Tenants who are likely to have difficulty paying their rent
With Local Housing Allowance, benefit is usually paid to the tenant. Tenants cannot
choose to have their benefit paid to their landlord. But in some circumstances we
can decide to pay benefit to the landlord.
When may the Council make payments to the landlord?
The Council must usually pay the benefit to the landlord if the tenant is eight
weeks or more in arrears with their rent.
Payment may be made direct to the landlord where we decide that the tenant is:
- likely to have difficulty in managing their financial affairs.
- unlikely to pay their rent
We can also decide to pay benefit to the landlord if, during the current claim to
benefit, we have had to pay the landlord because the tenant was eight weeks or more
in arrears with their rent.
Who can ask for the payments to be made to the landlord?
Tenants, their families or persons acting on the tenants'behalf, may tell the Council
that they are having difficulty paying their rent, or are likely to. The Council
may also identify tenants who may have difficulty managing their money, for example,
when carrying out home visits. And landlords can contact the Council, especially
if the tenant is getting into arrears with their rent.
If you wish to apply please complete the Application for Direct Payment.
Who may have difficulty paying their rent?
There are many reasons why someone may have difficulty paying their rent. They might
be someone who:
- has severe debt problems
- has a recent Court judgement against them
- is an undischarged bankrupt
- is unable to open a bank or building society account
- has some of their Income Support or Jobseeker's Allowance paid direct to the gas,
electricity or water company by the Department for Work and Pensions
- is getting Supporting People help
- is getting help from a homeless charity.
Or someone may have difficulty paying their rent if they:
- have learning difficulties
- have an illness that stops them managing on a day-to-day basis
- cannot read English
- cannot speak English
- are addicted to drugs, alcohol or gambling
- are fleeing domestic violence
- are a care leaver
- are leaving prison
- are homeless.
There may be other reasons why someone might have difficulties. Ask us for more
information. Details about how to get in touch with us are on this website.

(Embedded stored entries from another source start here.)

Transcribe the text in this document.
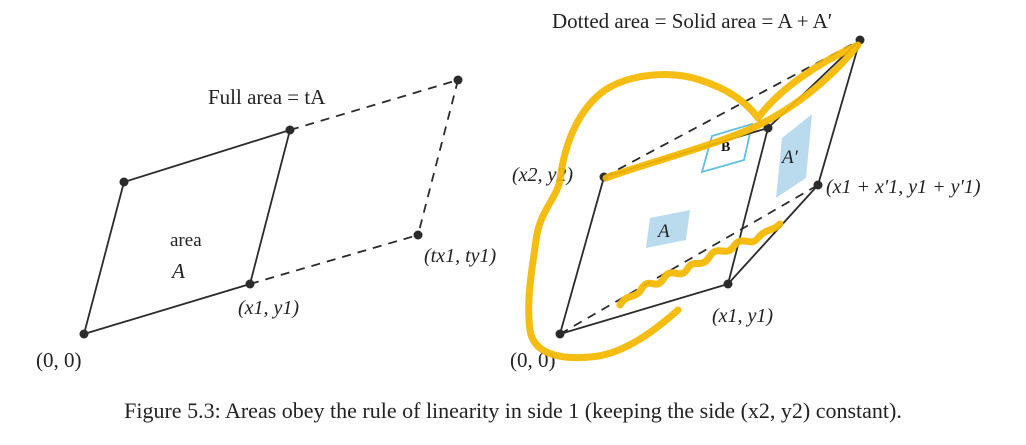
Full area = tA
area
A
(0, 0)
(x1, y1)
(tx1, ty1)
Dotted area = Solid area = A + A′
A
A′
B
(x2, y2)
(x1 + x′1, y1 + y′1)
(x1, y1)
(0, 0)
Figure 5.3: Areas obey the rule of linearity in side 1 (keeping the side (x2, y2) constant).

Who decides if we may pay the landlord?
We decide if we may pay the landlord.
There may be times when Benefit Services staff know someone has difficulty in managing
their money and may take action based on this knowledge. We recommend that, if someone
thinks a tenant may have difficulty managing their money, they encourage the tenant
to contact us.
We must have evidence to show that they have difficulty managing their money and
that it is in their interest that we pay the landlord directly. Evidence should
usually be in writing. People who can provide evidence include:
- the tenant
- friends and family of the tenant
- the landlord
- welfare groups (including money advisers)
- Social Work
- probation officers
- Jobcentre Plus
- The Pension Service
- homeless charities/organisations
- Support Organisations
- local Council rent deposit scheme administrators, homelessness or housing advice
We will work with the tenant in making our decision.
Making a decision
Once we have collected evidence we will decide as quickly as possible if direct
payments to the landlord are appropriate. We will still pay benefit while we are
making our decision. We will write to the tenant and explain our decision. We will also write to the landlord.
South Ayrshire Council has endorsed a Safeguard Policy which gives in-depth information about how we treat applications to pay the landlord direct.